Scientific classification
- Kingdom: Animalia
- Phylum: Chordata
- Class: Aves
- Order: Psittaciformes
- Family: Psittaculidae
- Genus: Vini
- Species: V. kuhlii
- Binomial name: Vini kuhlii (Vigors, 1824)
- Synonyms: Coriphilus kuhli (lapsus) Coriphilus kuhlii

= Kuhl's lorikeet =

- Genus: Vini
- Species: kuhlii
- Authority: (Vigors, 1824)
- Conservation status: EN
- Synonyms: Coriphilus kuhli (lapsus), Coriphilus kuhlii

Species of bird

Kuhl's lorikeet (Vini kuhlii), also called the Rimitara lorikeet, Kuhl's lory, manu 'ura (local appellation) or kura (Cook Islands), is a species of lorikeet in the family Psittaculidae. It is one of several species of Vini lorikeets found in islands ranging across the South Pacific. Nicholas Aylward Vigors named it kuhlii in 1824 after Heinrich Kuhl, a German ornithologist whose survey of the parrots Conspectus psittacorum had appeared in 1819.

==Description==
It is a fast flying lorikeet with vibrant plumage; a green back, wings and crown, a blue nape and legs and bright red undersides and cheeks.

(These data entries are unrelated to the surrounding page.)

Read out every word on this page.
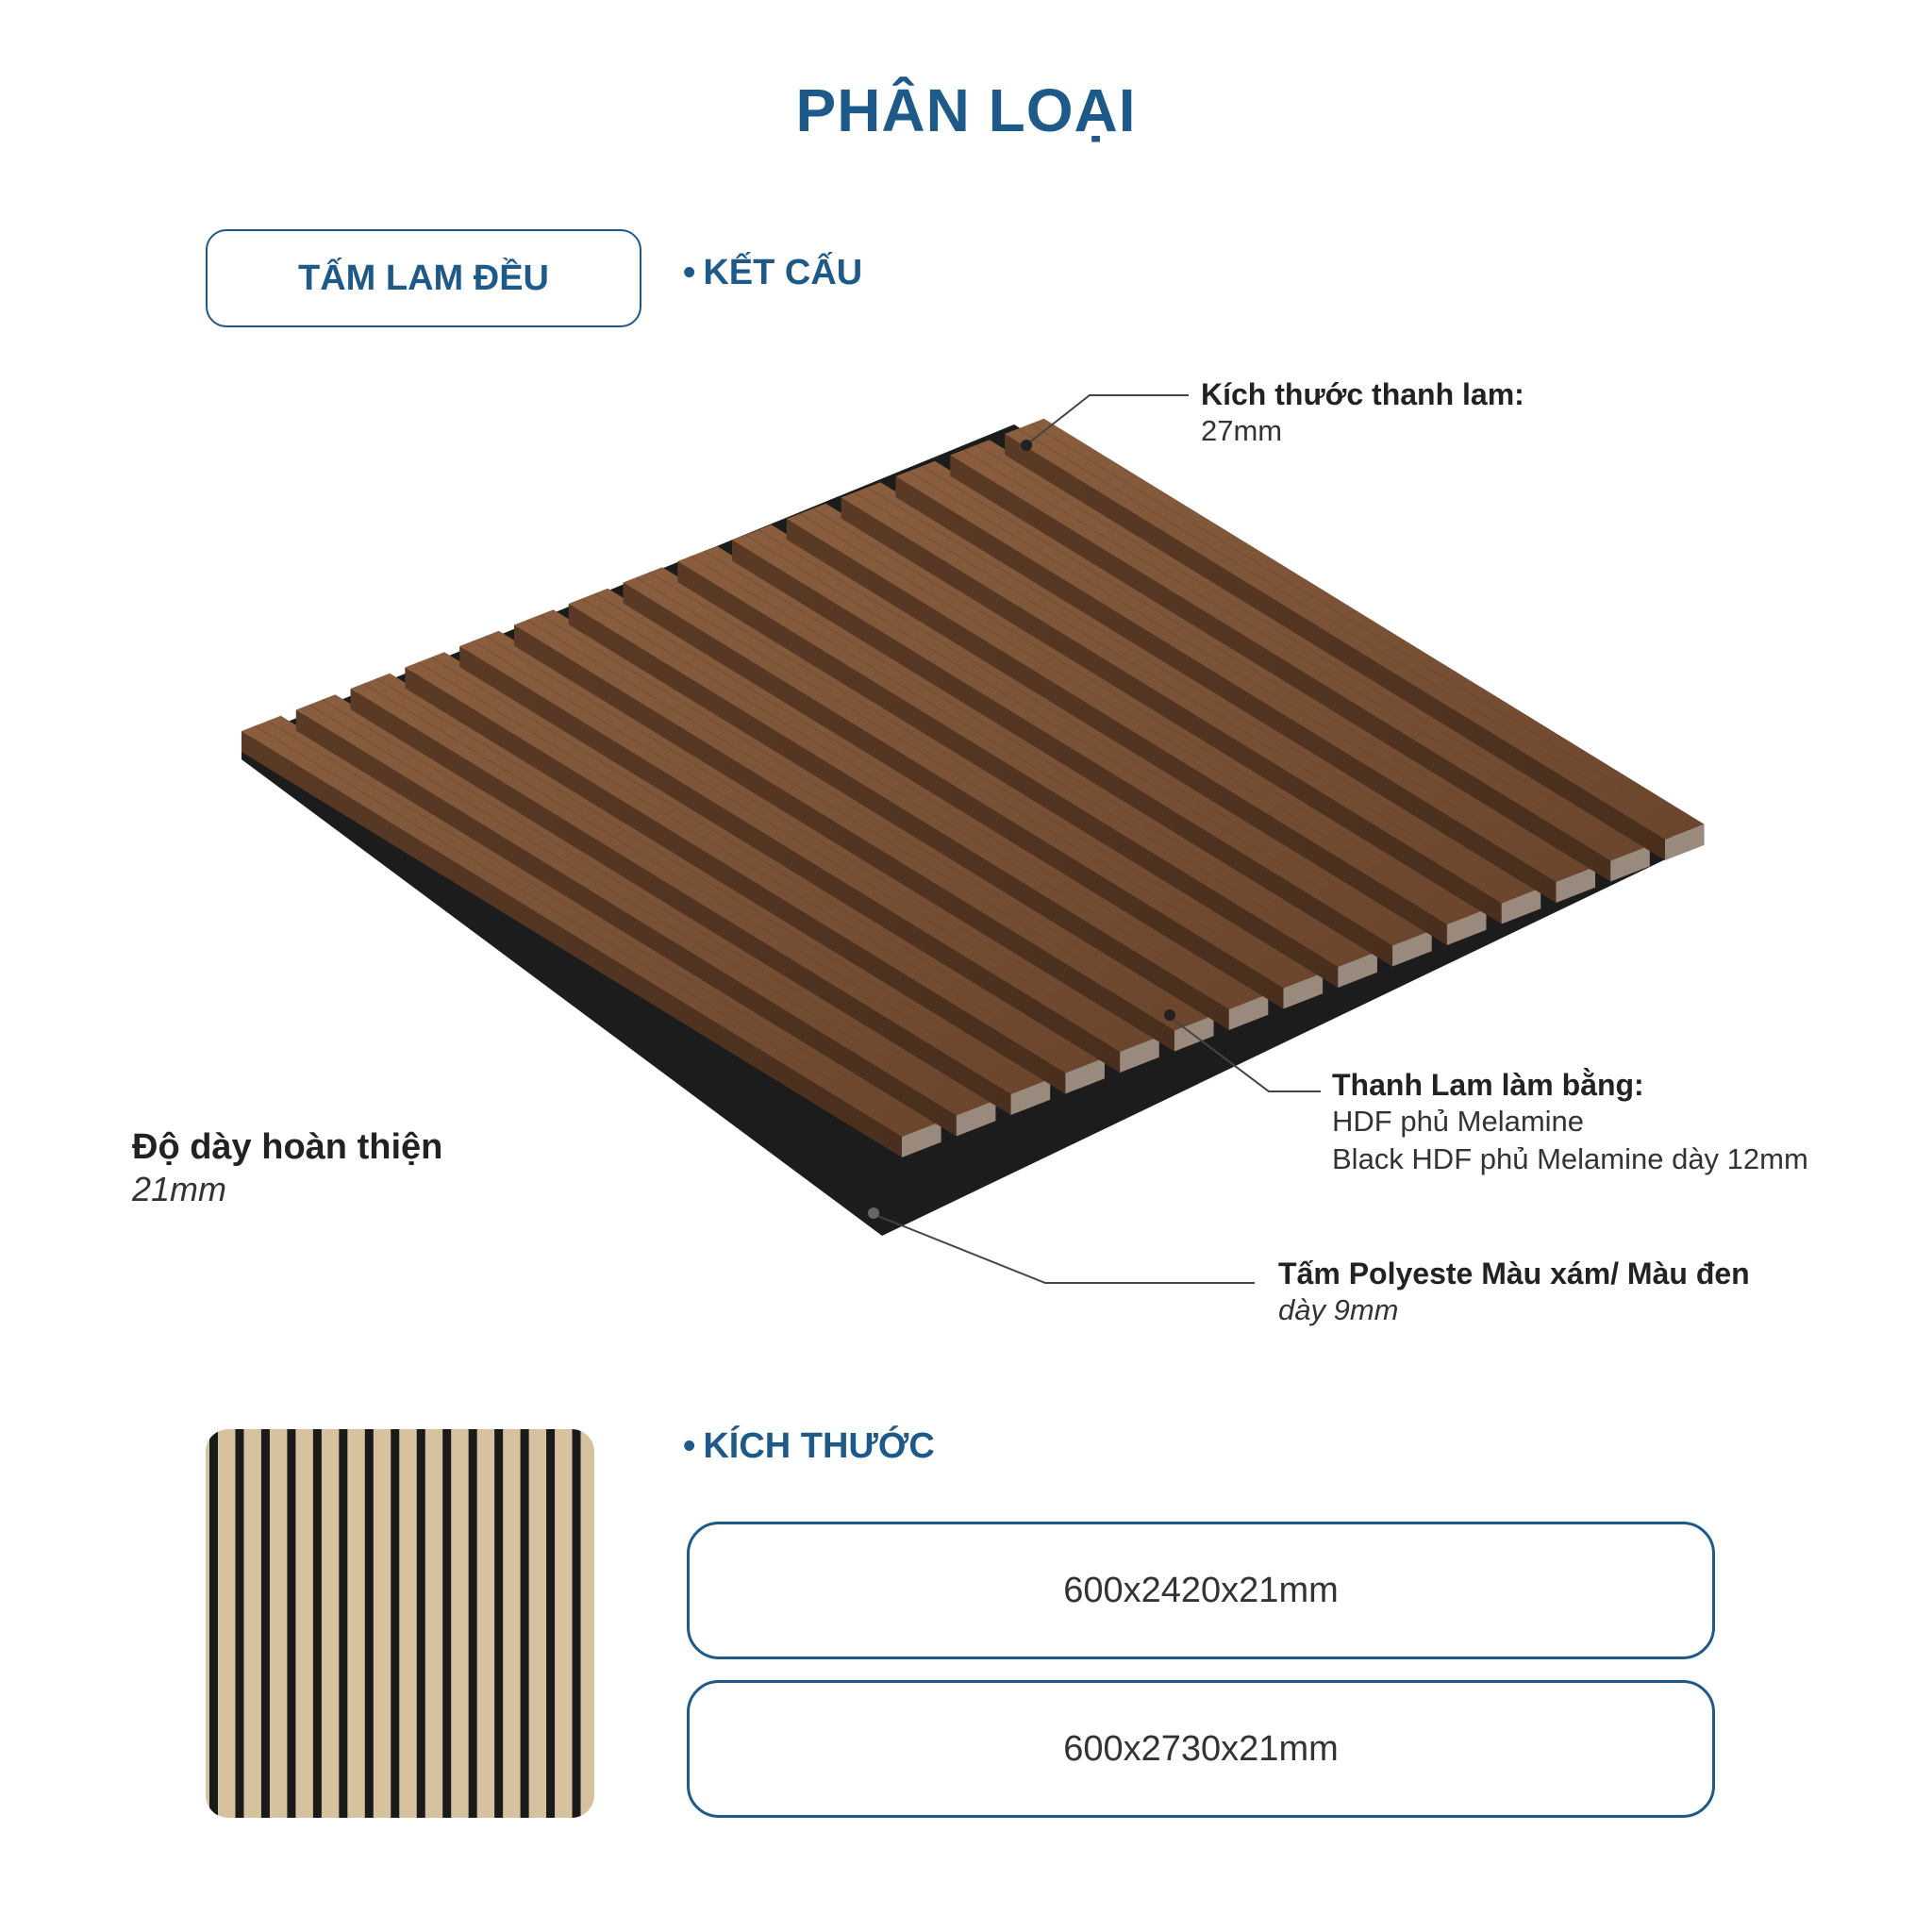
PHÂN LOẠI
TẤM LAM ĐỀU	• KẾT CẤU
Kích thước thanh lam:
27mm
Thanh Lam làm bằng:
HDF phủ Melamine
Black HDF phủ Melamine dày 12mm
Tấm Polyeste Màu xám/ Màu đen
dày 9mm
Độ dày hoàn thiện
21mm
• KÍCH THƯỚC
600x2420x21mm
600x2730x21mm
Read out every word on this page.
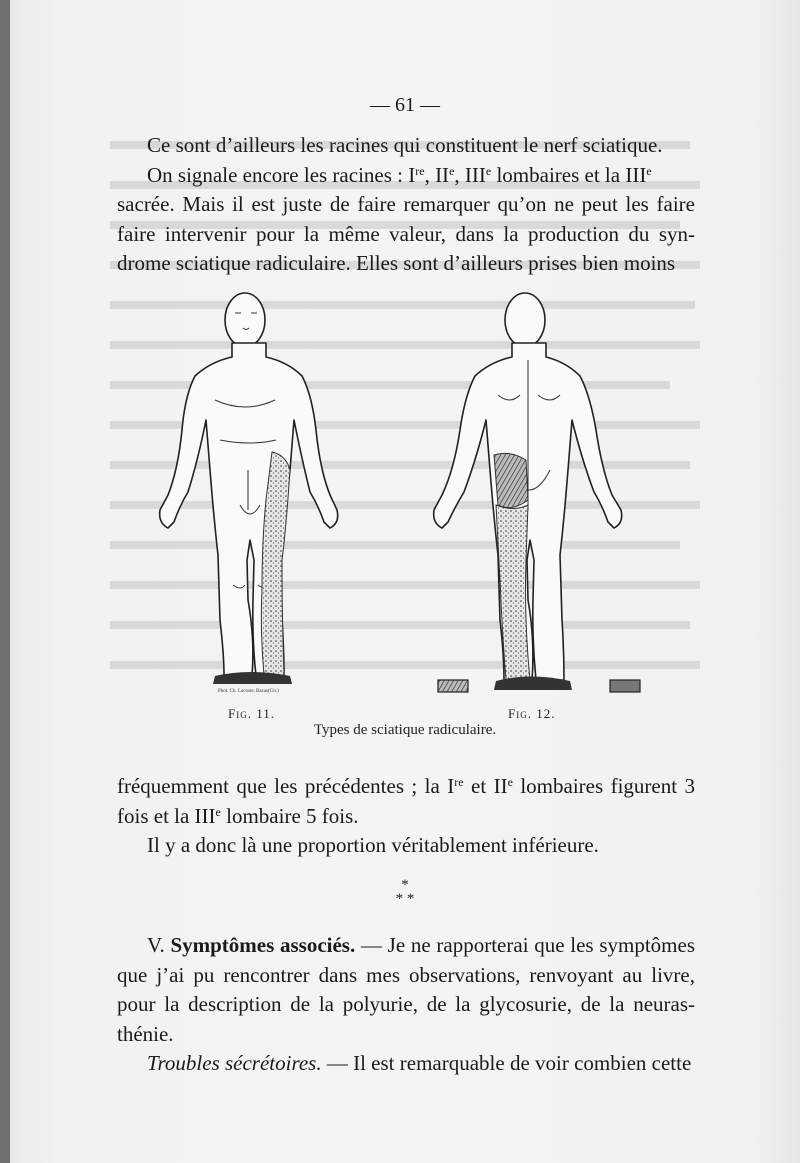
— 61 —

Ce sont d’ailleurs les racines qui constituent le nerf sciatique.

On signale encore les racines : Ire, IIe, IIIe lombaires et la IIIe

sacrée. Mais il est juste de faire remarquer qu’on ne peut les faire faire intervenir pour la même valeur, dans la production du syndrome sciatique radiculaire. Elles sont d’ailleurs prises bien moins

Phot. Ch. Lacoste, Bazas(Gir.)
Fig. 11.	Fig. 12.
Types de sciatique radiculaire.

fréquemment que les précédentes ; la Ire et IIe lombaires figurent 3 fois et la IIIe lombaire 5 fois.

Il y a donc là une proportion véritablement inférieure.

*
* *

V. Symptômes associés. — Je ne rapporterai que les symptômes que j’ai pu rencontrer dans mes observations, renvoyant au livre, pour la description de la polyurie, de la glycosurie, de la neurasthénie.

Troubles sécrétoires. — Il est remarquable de voir combien cette
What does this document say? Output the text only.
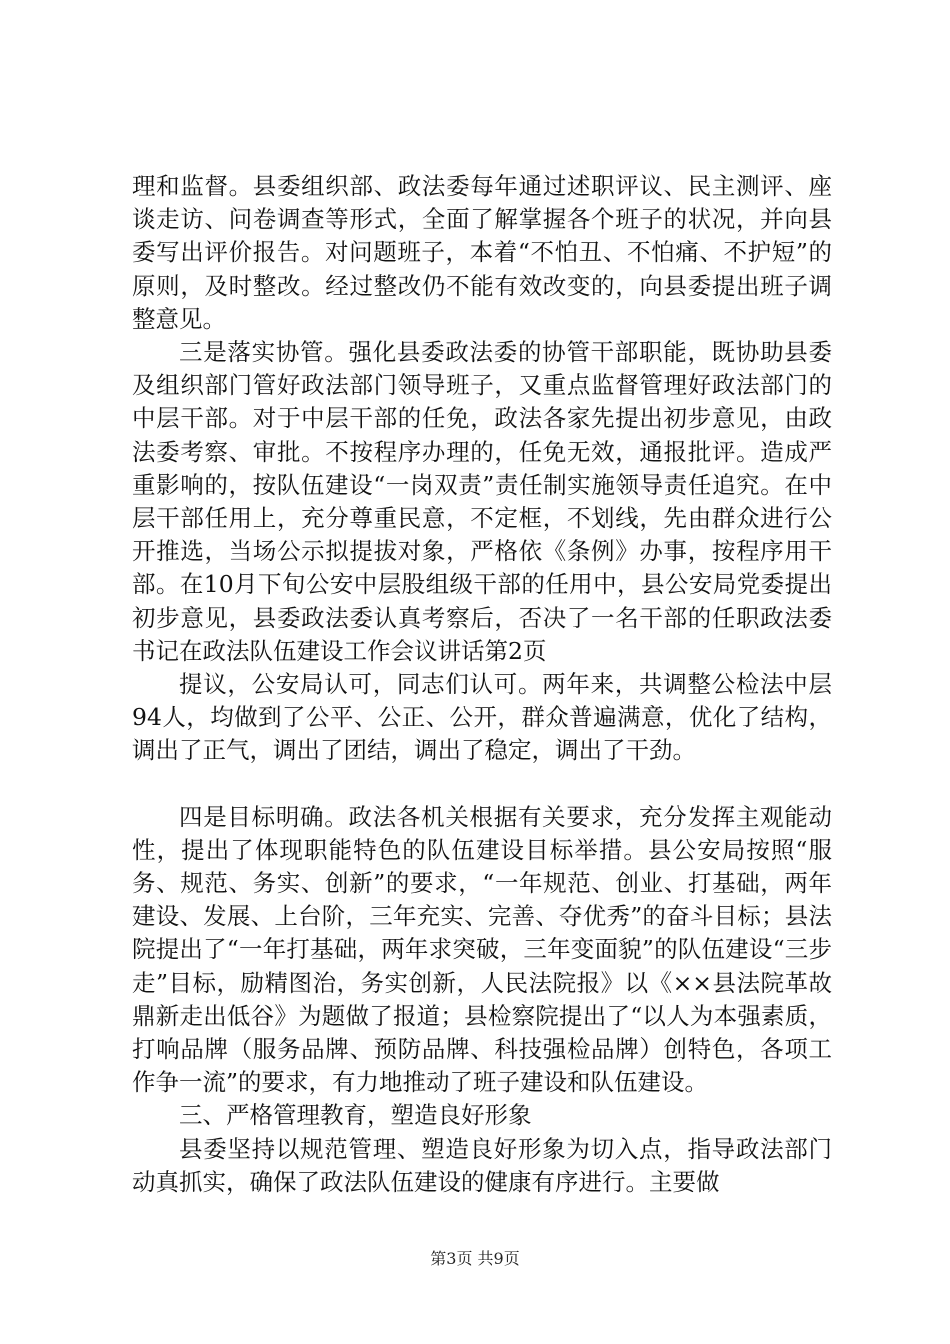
理和监督。县委组织部、政法委每年通过述职评议、民主测评、座谈走访、问卷调查等形式，全面了解掌握各个班子的状况，并向县委写出评价报告。对问题班子，本着“不怕丑、不怕痛、不护短”的原则，及时整改。经过整改仍不能有效改变的，向县委提出班子调整意见。

三是落实协管。强化县委政法委的协管干部职能，既协助县委及组织部门管好政法部门领导班子，又重点监督管理好政法部门的中层干部。对于中层干部的任免，政法各家先提出初步意见，由政法委考察、审批。不按程序办理的，任免无效，通报批评。造成严重影响的，按队伍建设“一岗双责”责任制实施领导责任追究。在中层干部任用上，充分尊重民意，不定框，不划线，先由群众进行公开推选，当场公示拟提拔对象，严格依《条例》办事，按程序用干部。在10月下旬公安中层股组级干部的任用中，县公安局党委提出初步意见，县委政法委认真考察后，否决了一名干部的任职政法委书记在政法队伍建设工作会议讲话第2页

提议，公安局认可，同志们认可。两年来，共调整公检法中层94人，均做到了公平、公正、公开，群众普遍满意，优化了结构，调出了正气，调出了团结，调出了稳定，调出了干劲。

四是目标明确。政法各机关根据有关要求，充分发挥主观能动性，提出了体现职能特色的队伍建设目标举措。县公安局按照“服务、规范、务实、创新”的要求，“一年规范、创业、打基础，两年建设、发展、上台阶，三年充实、完善、夺优秀”的奋斗目标；县法院提出了“一年打基础，两年求突破，三年变面貌”的队伍建设“三步走”目标，励精图治，务实创新，人民法院报》以《××县法院革故鼎新走出低谷》为题做了报道；县检察院提出了“以人为本强素质，打响品牌（服务品牌、预防品牌、科技强检品牌）创特色，各项工作争一流”的要求，有力地推动了班子建设和队伍建设。

三、严格管理教育，塑造良好形象

县委坚持以规范管理、塑造良好形象为切入点，指导政法部门动真抓实，确保了政法队伍建设的健康有序进行。主要做

第3页 共9页
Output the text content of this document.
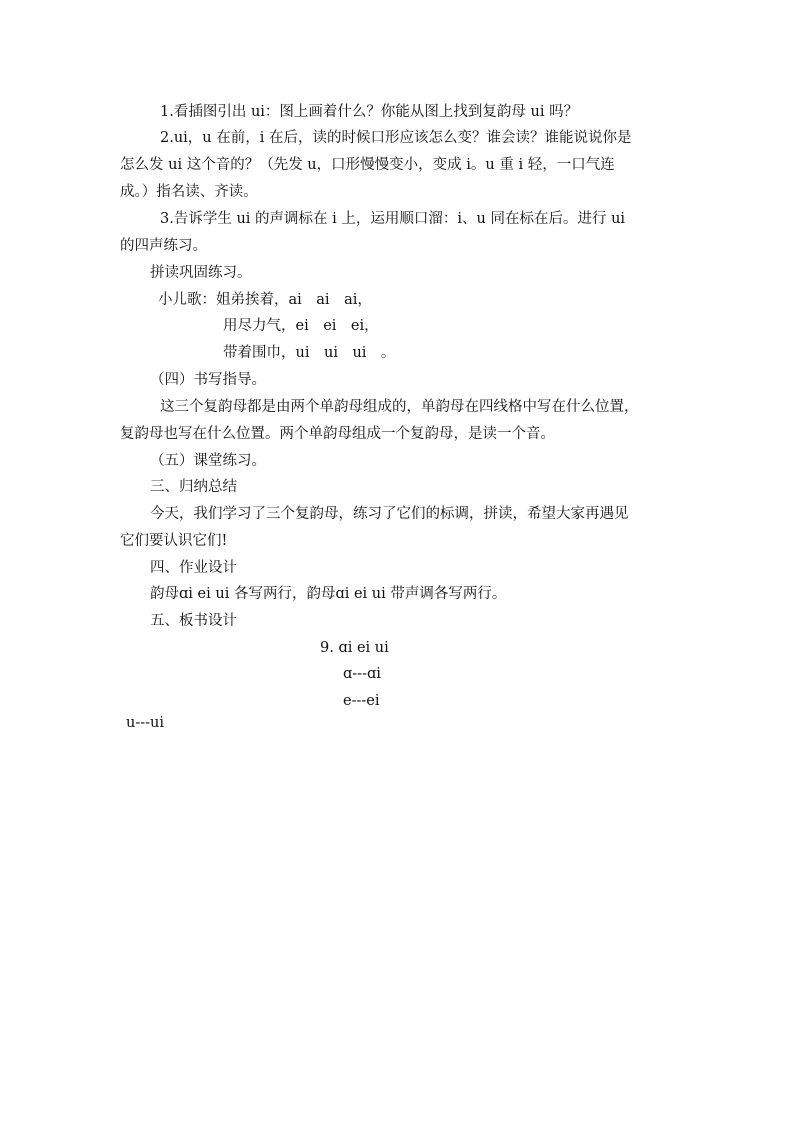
1.看插图引出 ui：图上画着什么？你能从图上找到复韵母 ui 吗？
2.ui，u 在前，i 在后，读的时候口形应该怎么变？谁会读？谁能说说你是
怎么发 ui 这个音的？（先发 u，口形慢慢变小，变成 i。u 重 i 轻，一口气连
成。）指名读、齐读。
3.告诉学生 ui 的声调标在 i 上，运用顺口溜：i、u 同在标在后。进行 ui
的四声练习。
拼读巩固练习。
小儿歌：姐弟挨着，ai　ai　ai，
用尽力气，ei　ei　ei，
带着围巾，ui　ui　ui　。
（四）书写指导。
这三个复韵母都是由两个单韵母组成的，单韵母在四线格中写在什么位置，
复韵母也写在什么位置。两个单韵母组成一个复韵母，是读一个音。
（五）课堂练习。
三、归纳总结
今天，我们学习了三个复韵母，练习了它们的标调，拼读，希望大家再遇见
它们要认识它们!
四、作业设计
韵母ɑi ei ui 各写两行，韵母ɑi ei ui 带声调各写两行。
五、板书设计
9. ɑi ei ui
ɑ---ɑi
e---ei
u---ui
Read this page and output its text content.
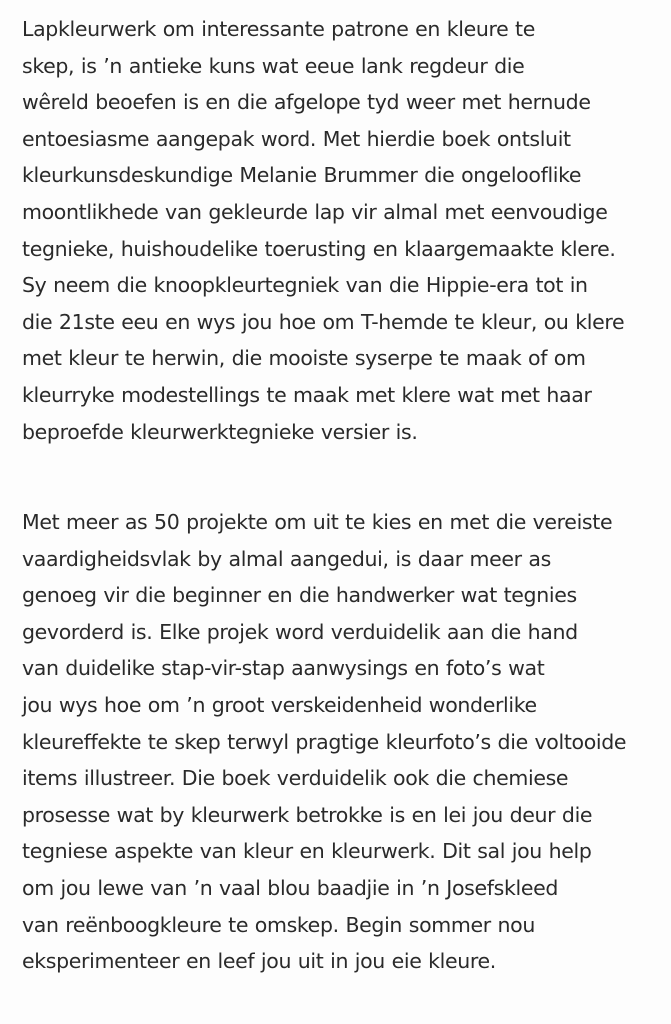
Lapkleurwerk om interessante patrone en kleure te
skep, is ’n antieke kuns wat eeue lank regdeur die
wêreld beoefen is en die afgelope tyd weer met hernude
entoesiasme aangepak word. Met hierdie boek ontsluit
kleurkunsdeskundige Melanie Brummer die ongelooflike
moontlikhede van gekleurde lap vir almal met eenvoudige
tegnieke, huishoudelike toerusting en klaargemaakte klere.
Sy neem die knoopkleurtegniek van die Hippie-era tot in
die 21ste eeu en wys jou hoe om T-hemde te kleur, ou klere
met kleur te herwin, die mooiste syserpe te maak of om
kleurryke modestellings te maak met klere wat met haar
beproefde kleurwerktegnieke versier is.

Met meer as 50 projekte om uit te kies en met die vereiste
vaardigheidsvlak by almal aangedui, is daar meer as
genoeg vir die beginner en die handwerker wat tegnies
gevorderd is. Elke projek word verduidelik aan die hand
van duidelike stap-vir-stap aanwysings en foto’s wat
jou wys hoe om ’n groot verskeidenheid wonderlike
kleureffekte te skep terwyl pragtige kleurfoto’s die voltooide
items illustreer. Die boek verduidelik ook die chemiese
prosesse wat by kleurwerk betrokke is en lei jou deur die
tegniese aspekte van kleur en kleurwerk. Dit sal jou help
om jou lewe van ’n vaal blou baadjie in ’n Josefskleed
van reënboogkleure te omskep. Begin sommer nou
eksperimenteer en leef jou uit in jou eie kleure.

The average length is 19 cm and the average weight is 55 g.

==Habitat==
The Kuhl's lorikeet's habitat is natural tropical moist lowland forests and plantations. Like all Vini lorikeets it is a nectarivore, and has a brushy tongue to acquire the nectar. In islands denuded of native forests and covered with extensive coconut plantations it is found exclusively in those areas. It was once present in the Cook Islands but is now restricted to islands of French Polynesia (Only found on the island of Rimatara) and has been introduced in Kiribati. It was reintroduced to Atiu, in the Cook Islands in 2007.

== Threats==
On the Cook Islands, the Kuhl's lorikeet has been exploited for its red feathers. They are also trapped for the international bird trade. Black rats were introduced to their native range by Europeans and are now predators of the lorikeet. The bird also faces competition and the disturbances of nests from the common myna.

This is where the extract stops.